# Hi all!



## Mumsyof2 (Feb 17, 2004)

I am new and it is great to be here! Somehow I had bookmarked this place and forgotten all about it. My name is Lisa and I have been married for 23 years to Dave. We have 15 year old (on Friday) twins- Bryan and Julie.

We have had Eddie and Emma for about a month now- Eddie is about 5 1/2 months and Emma is about 15 weeks old. We got them from a rescue- and they actually chose us! I will post pics when I figure out how to do it.

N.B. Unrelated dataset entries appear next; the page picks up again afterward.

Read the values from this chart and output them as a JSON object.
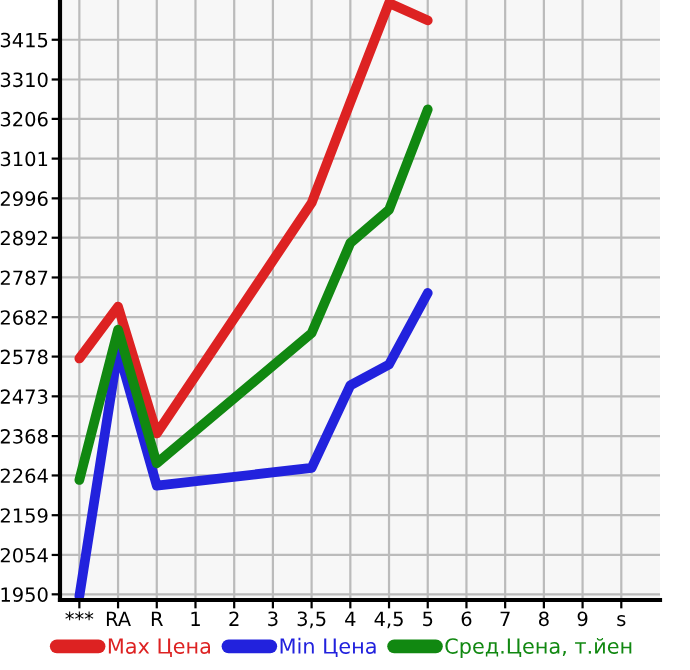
{
  "chart_data": {
    "type": "line",
    "categories": [
      "***",
      "RA",
      "R",
      "1",
      "2",
      "3",
      "3,5",
      "4",
      "4,5",
      "5",
      "6",
      "7",
      "8",
      "9",
      "s"
    ],
    "series": [
      {
        "name": "Max Цена",
        "color": "#dd2222",
        "values": [
          2573,
          2710,
          2375,
          null,
          null,
          null,
          2984,
          3250,
          3512,
          3466,
          null,
          null,
          null,
          null,
          null
        ]
      },
      {
        "name": "Min Цена",
        "color": "#2222dd",
        "values": [
          1945,
          2596,
          2237,
          null,
          null,
          null,
          2284,
          2502,
          2557,
          2746,
          null,
          null,
          null,
          null,
          null
        ]
      },
      {
        "name": "Сред.Цена, т.йен",
        "color": "#118811",
        "values": [
          2252,
          2649,
          2296,
          null,
          null,
          null,
          2640,
          2878,
          2966,
          3231,
          null,
          null,
          null,
          null,
          null
        ]
      }
    ],
    "ylim": [
      1935,
      3520
    ],
    "yticks": [
      1950,
      2054,
      2159,
      2264,
      2368,
      2473,
      2578,
      2682,
      2787,
      2892,
      2996,
      3101,
      3206,
      3310,
      3415
    ],
    "grid": true,
    "legend": "bottom",
    "marker": "none",
    "line_style": "solid"
  }
}
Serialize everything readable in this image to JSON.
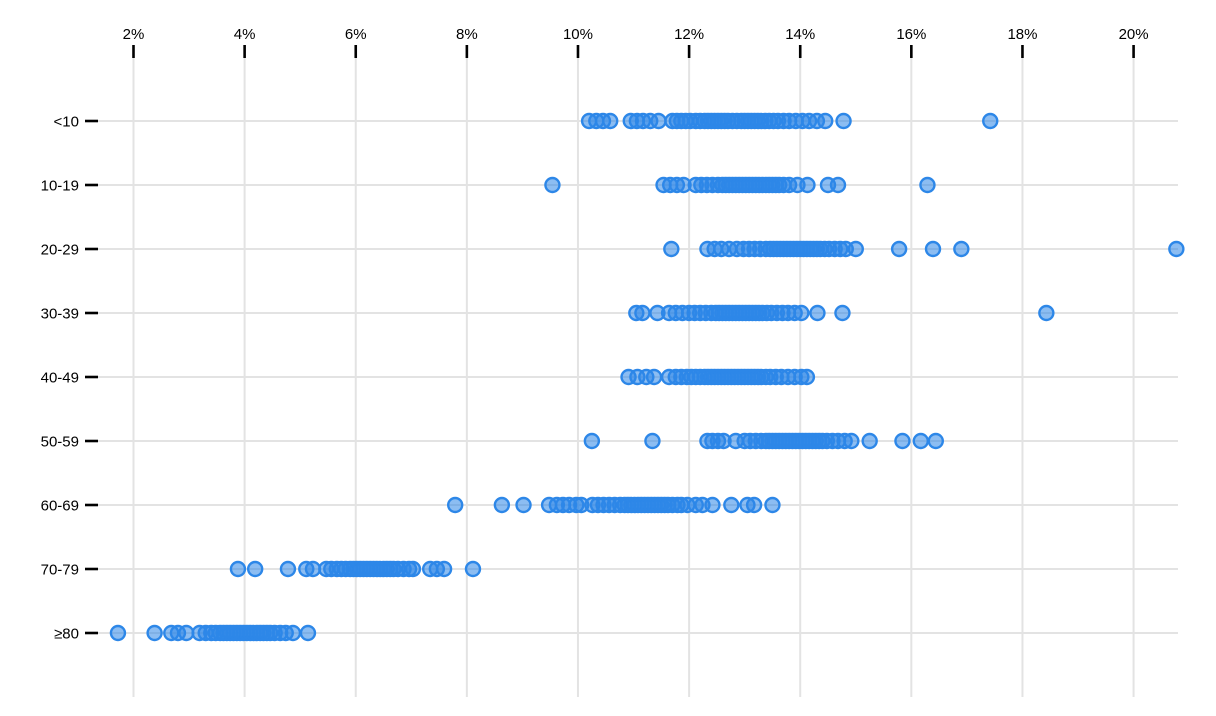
{
  "chart_data": {
    "type": "scatter",
    "variant": "strip-plot",
    "title": "",
    "x_axis": {
      "position": "top",
      "ticks": [
        2,
        4,
        6,
        8,
        10,
        12,
        14,
        16,
        18,
        20
      ],
      "tick_label_suffix": "%",
      "range": [
        1.4,
        20.8
      ],
      "grid": true
    },
    "y_axis": {
      "categories": [
        "<10",
        "10-19",
        "20-29",
        "30-39",
        "40-49",
        "50-59",
        "60-69",
        "70-79",
        "≥80"
      ],
      "grid": true
    },
    "legend": "none",
    "point_style": {
      "stroke_color": "#2d87e8",
      "fill_color": "#2d87e8",
      "fill_opacity": 0.55,
      "radius_px": 7
    },
    "grid_color": "#e3e3e3",
    "axis_color": "#000000",
    "series": [
      {
        "category": "<10",
        "values": [
          10.2,
          10.33,
          10.45,
          10.58,
          10.95,
          11.06,
          11.17,
          11.3,
          11.45,
          11.7,
          11.78,
          11.86,
          11.94,
          12.02,
          12.12,
          12.2,
          12.28,
          12.34,
          12.4,
          12.46,
          12.52,
          12.58,
          12.64,
          12.7,
          12.78,
          12.86,
          12.94,
          13.0,
          13.06,
          13.12,
          13.18,
          13.24,
          13.3,
          13.37,
          13.44,
          13.52,
          13.6,
          13.7,
          13.8,
          13.92,
          14.04,
          14.16,
          14.3,
          14.45,
          14.78,
          17.42
        ]
      },
      {
        "category": "10-19",
        "values": [
          9.54,
          11.54,
          11.66,
          11.78,
          11.9,
          12.12,
          12.22,
          12.32,
          12.42,
          12.52,
          12.6,
          12.66,
          12.72,
          12.78,
          12.84,
          12.9,
          12.96,
          13.02,
          13.08,
          13.14,
          13.2,
          13.26,
          13.32,
          13.38,
          13.44,
          13.5,
          13.56,
          13.62,
          13.7,
          13.8,
          13.95,
          14.13,
          14.5,
          14.68,
          16.29
        ]
      },
      {
        "category": "20-29",
        "values": [
          11.68,
          12.33,
          12.46,
          12.58,
          12.72,
          12.86,
          12.98,
          13.08,
          13.18,
          13.28,
          13.38,
          13.46,
          13.52,
          13.58,
          13.64,
          13.7,
          13.76,
          13.82,
          13.88,
          13.94,
          14.0,
          14.06,
          14.12,
          14.18,
          14.24,
          14.3,
          14.36,
          14.44,
          14.52,
          14.62,
          14.72,
          14.82,
          15.0,
          15.78,
          16.39,
          16.9,
          20.77
        ]
      },
      {
        "category": "30-39",
        "values": [
          11.05,
          11.16,
          11.43,
          11.64,
          11.76,
          11.88,
          12.0,
          12.1,
          12.2,
          12.3,
          12.4,
          12.48,
          12.54,
          12.6,
          12.66,
          12.72,
          12.78,
          12.84,
          12.9,
          12.96,
          13.02,
          13.08,
          13.14,
          13.2,
          13.26,
          13.32,
          13.4,
          13.48,
          13.58,
          13.68,
          13.78,
          13.9,
          14.02,
          14.31,
          14.76,
          18.43
        ]
      },
      {
        "category": "40-49",
        "values": [
          10.91,
          11.07,
          11.23,
          11.37,
          11.64,
          11.76,
          11.86,
          11.96,
          12.04,
          12.12,
          12.2,
          12.28,
          12.34,
          12.4,
          12.46,
          12.52,
          12.58,
          12.64,
          12.7,
          12.76,
          12.82,
          12.88,
          12.94,
          13.0,
          13.06,
          13.12,
          13.18,
          13.24,
          13.3,
          13.38,
          13.46,
          13.56,
          13.66,
          13.78,
          13.9,
          14.02,
          14.12
        ]
      },
      {
        "category": "50-59",
        "values": [
          10.25,
          11.34,
          12.33,
          12.42,
          12.52,
          12.62,
          12.84,
          13.0,
          13.1,
          13.2,
          13.3,
          13.38,
          13.44,
          13.5,
          13.56,
          13.62,
          13.68,
          13.74,
          13.8,
          13.86,
          13.92,
          13.98,
          14.04,
          14.1,
          14.16,
          14.22,
          14.28,
          14.34,
          14.4,
          14.48,
          14.58,
          14.68,
          14.8,
          14.92,
          15.25,
          15.84,
          16.17,
          16.44
        ]
      },
      {
        "category": "60-69",
        "values": [
          7.79,
          8.63,
          9.02,
          9.48,
          9.62,
          9.73,
          9.84,
          9.97,
          10.06,
          10.26,
          10.36,
          10.46,
          10.56,
          10.66,
          10.76,
          10.84,
          10.9,
          10.96,
          11.02,
          11.08,
          11.14,
          11.2,
          11.26,
          11.32,
          11.38,
          11.44,
          11.5,
          11.56,
          11.62,
          11.7,
          11.79,
          11.86,
          11.97,
          12.12,
          12.24,
          12.42,
          12.76,
          13.05,
          13.17,
          13.5
        ]
      },
      {
        "category": "70-79",
        "values": [
          3.88,
          4.19,
          4.78,
          5.11,
          5.23,
          5.47,
          5.56,
          5.66,
          5.74,
          5.82,
          5.9,
          5.96,
          6.02,
          6.08,
          6.14,
          6.2,
          6.26,
          6.32,
          6.38,
          6.44,
          6.5,
          6.56,
          6.62,
          6.68,
          6.76,
          6.86,
          6.96,
          7.03,
          7.34,
          7.46,
          7.59,
          8.11
        ]
      },
      {
        "category": "≥80",
        "values": [
          1.72,
          2.38,
          2.68,
          2.8,
          2.95,
          3.19,
          3.3,
          3.4,
          3.48,
          3.56,
          3.62,
          3.68,
          3.74,
          3.8,
          3.86,
          3.92,
          3.98,
          4.04,
          4.1,
          4.16,
          4.22,
          4.28,
          4.34,
          4.4,
          4.46,
          4.54,
          4.64,
          4.74,
          4.87,
          5.14
        ]
      }
    ]
  }
}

We had two cats before for many, many years but had to put them down in the spring. It was a tough decision but they were old and very sick. At first we said no way to the possibility of starting over with kitties but now I am so glad that we did. 

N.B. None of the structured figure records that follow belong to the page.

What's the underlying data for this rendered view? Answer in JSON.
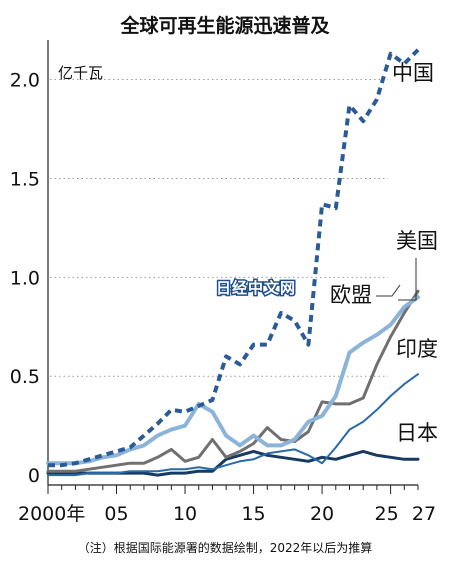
{
  "chart_data": {
    "type": "line",
    "title": "全球可再生能源迅速普及",
    "unit": "亿千瓦",
    "note": "（注）根据国际能源署的数据绘制，2022年以后为推算",
    "watermark": "日经中文网",
    "xlim": [
      2000,
      2027
    ],
    "ylim": [
      -0.05,
      2.2
    ],
    "y_ticks": [
      {
        "value": 0,
        "label": "0"
      },
      {
        "value": 0.5,
        "label": "0.5"
      },
      {
        "value": 1.0,
        "label": "1.0"
      },
      {
        "value": 1.5,
        "label": "1.5"
      },
      {
        "value": 2.0,
        "label": "2.0"
      }
    ],
    "x_ticks": [
      {
        "value": 2000,
        "label": "2000年"
      },
      {
        "value": 2005,
        "label": "05"
      },
      {
        "value": 2010,
        "label": "10"
      },
      {
        "value": 2015,
        "label": "15"
      },
      {
        "value": 2020,
        "label": "20"
      },
      {
        "value": 2025,
        "label": "25"
      },
      {
        "value": 2027,
        "label": "27"
      }
    ],
    "x": [
      2000,
      2001,
      2002,
      2003,
      2004,
      2005,
      2006,
      2007,
      2008,
      2009,
      2010,
      2011,
      2012,
      2013,
      2014,
      2015,
      2016,
      2017,
      2018,
      2019,
      2020,
      2021,
      2022,
      2023,
      2024,
      2025,
      2026,
      2027
    ],
    "series": [
      {
        "name": "中国",
        "color": "#2b5b96",
        "dashed": true,
        "width": 4,
        "values": [
          0.05,
          0.05,
          0.06,
          0.08,
          0.1,
          0.12,
          0.14,
          0.2,
          0.26,
          0.33,
          0.32,
          0.35,
          0.38,
          0.6,
          0.56,
          0.66,
          0.66,
          0.82,
          0.78,
          0.66,
          1.37,
          1.35,
          1.87,
          1.79,
          1.9,
          2.13,
          2.08,
          2.15
        ]
      },
      {
        "name": "美国",
        "color": "#8cb3d9",
        "dashed": false,
        "width": 4,
        "values": [
          0.06,
          0.06,
          0.06,
          0.07,
          0.09,
          0.1,
          0.13,
          0.15,
          0.2,
          0.23,
          0.25,
          0.36,
          0.32,
          0.2,
          0.15,
          0.2,
          0.15,
          0.15,
          0.18,
          0.27,
          0.3,
          0.4,
          0.62,
          0.67,
          0.71,
          0.76,
          0.85,
          0.9
        ]
      },
      {
        "name": "欧盟",
        "color": "#707070",
        "dashed": false,
        "width": 3,
        "values": [
          0.02,
          0.02,
          0.02,
          0.03,
          0.04,
          0.05,
          0.06,
          0.06,
          0.09,
          0.13,
          0.07,
          0.09,
          0.18,
          0.09,
          0.12,
          0.16,
          0.24,
          0.18,
          0.17,
          0.22,
          0.37,
          0.36,
          0.36,
          0.39,
          0.56,
          0.7,
          0.82,
          0.93
        ]
      },
      {
        "name": "印度",
        "color": "#2b6aa8",
        "dashed": false,
        "width": 2,
        "values": [
          0.0,
          0.0,
          0.0,
          0.01,
          0.01,
          0.01,
          0.02,
          0.02,
          0.02,
          0.03,
          0.03,
          0.04,
          0.03,
          0.05,
          0.07,
          0.08,
          0.11,
          0.12,
          0.13,
          0.1,
          0.06,
          0.14,
          0.23,
          0.27,
          0.33,
          0.4,
          0.46,
          0.51
        ]
      },
      {
        "name": "日本",
        "color": "#173a63",
        "dashed": false,
        "width": 3,
        "values": [
          0.01,
          0.01,
          0.01,
          0.01,
          0.01,
          0.01,
          0.01,
          0.01,
          0.0,
          0.01,
          0.01,
          0.02,
          0.02,
          0.08,
          0.1,
          0.12,
          0.1,
          0.09,
          0.08,
          0.07,
          0.09,
          0.08,
          0.1,
          0.12,
          0.1,
          0.09,
          0.08,
          0.08
        ]
      }
    ],
    "grid": {
      "horizontal": true,
      "style": "dotted"
    },
    "legend_placement": "inline-right"
  }
}
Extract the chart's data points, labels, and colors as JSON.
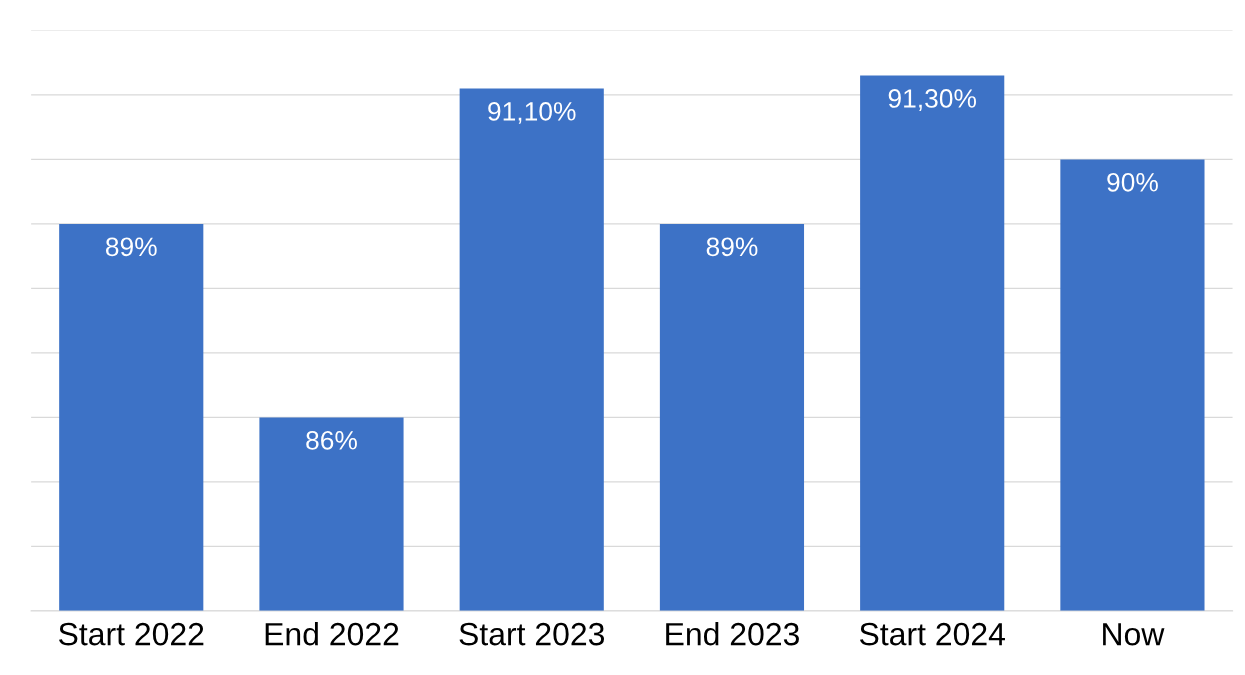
{
  "chart_data": {
    "type": "bar",
    "categories": [
      "Start 2022",
      "End 2022",
      "Start 2023",
      "End 2023",
      "Start 2024",
      "Now"
    ],
    "values": [
      89,
      86,
      91.1,
      89,
      91.3,
      90
    ],
    "value_labels": [
      "89%",
      "86%",
      "91,10%",
      "89%",
      "91,30%",
      "90%"
    ],
    "color": "#3d72c6",
    "ylim": [
      83,
      92
    ],
    "yticks": [
      {
        "value": 83,
        "label": null
      },
      {
        "value": 84,
        "label": null
      },
      {
        "value": 85,
        "label": null
      },
      {
        "value": 86,
        "label": null
      },
      {
        "value": 87,
        "label": null
      },
      {
        "value": 88,
        "label": null
      },
      {
        "value": 89,
        "label": null
      },
      {
        "value": 90,
        "label": null
      },
      {
        "value": 91,
        "label": null
      },
      {
        "value": 92,
        "label": null
      }
    ],
    "grid": "y",
    "tick_labels": "x"
  }
}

I had bookmarked this site and just found it so I registered. I'm glad I am here!


----------



## Chocolate (Feb 5, 2004)

Hi lisa, welcome.


----------



## Ioana (Jul 12, 2003)

Hello Lisa - Welcome to the forum!
If you cannot figure how to post pictures of Eddie and Emma soon just ask around - we can't wait but for so long


----------



## Silence (Jan 31, 2004)

Welcome!  I'm sure you'll love this forum, I know I sure do!


----------



## JungleKitty (Jan 4, 2004)

So glad you found us!


----------



## karaokekat (Jan 14, 2004)

Welcome to the forum! I hope now that you remembered us, you find it quite addictive here... most of us do.


----------



## CATTYBIRD (Jan 24, 2004)

Hi, welcome!


----------



## Padunk (Oct 20, 2003)

welcome to cat forum


----------



## Mike (Jan 27, 2004)

Hi Lisa and welcome. I hope you enjoy this site as much as I do!

Peace,
Mike


----------



## seashell (Dec 5, 2003)

Welcome to catforum. I'm so glad you decided to start at 'new family'.


----------



## KerriKitty (Feb 10, 2004)

Welcome Lisa! I'm glad you decided to bring new cats into your family, too. I recently lost my 12-year old kitty and after she died I had the same feelings you did about not being able to imagine starting new again. But now I have two new furbabies in my house and I am overjoyed to have them - they make me happy every day.


----------



## Annissa (Dec 9, 2003)

Hi Lisa!


----------



## kitkat (Sep 22, 2003)

Welcome to the forum. I can't wait to see some pictures.


----------



## Aonir (Aug 18, 2003)

Welcome to Cat Forum!


----------



## Mumsyof2 (Feb 17, 2004)

*Hi All*

Thanks for the warm welcome! I did manage to get a photo posted into the photo album and also the same one as my avatar. Aren't Eddy and Emma so sweet?

:lol:


----------



## ForJazz (Dec 30, 2003)

Welcome Lisa! I know exactly what you mean about not feeling like you can start over. I never thought I could, but it took me no time to open up to new kitties. My little Jazz still wanders around my apartment in my mind, though. My new kitties are Jack and Mia -- they are in my signature. Jazz is in my avatar. I think Eddie and Emma are beautiful, and I'd love to hear how "they chose you."


----------



## PrincessClaire (Jan 16, 2004)

Hi and welcome hope you have fun, sorry I didn't answer earlier I have been off line getting my pc all up dated


----------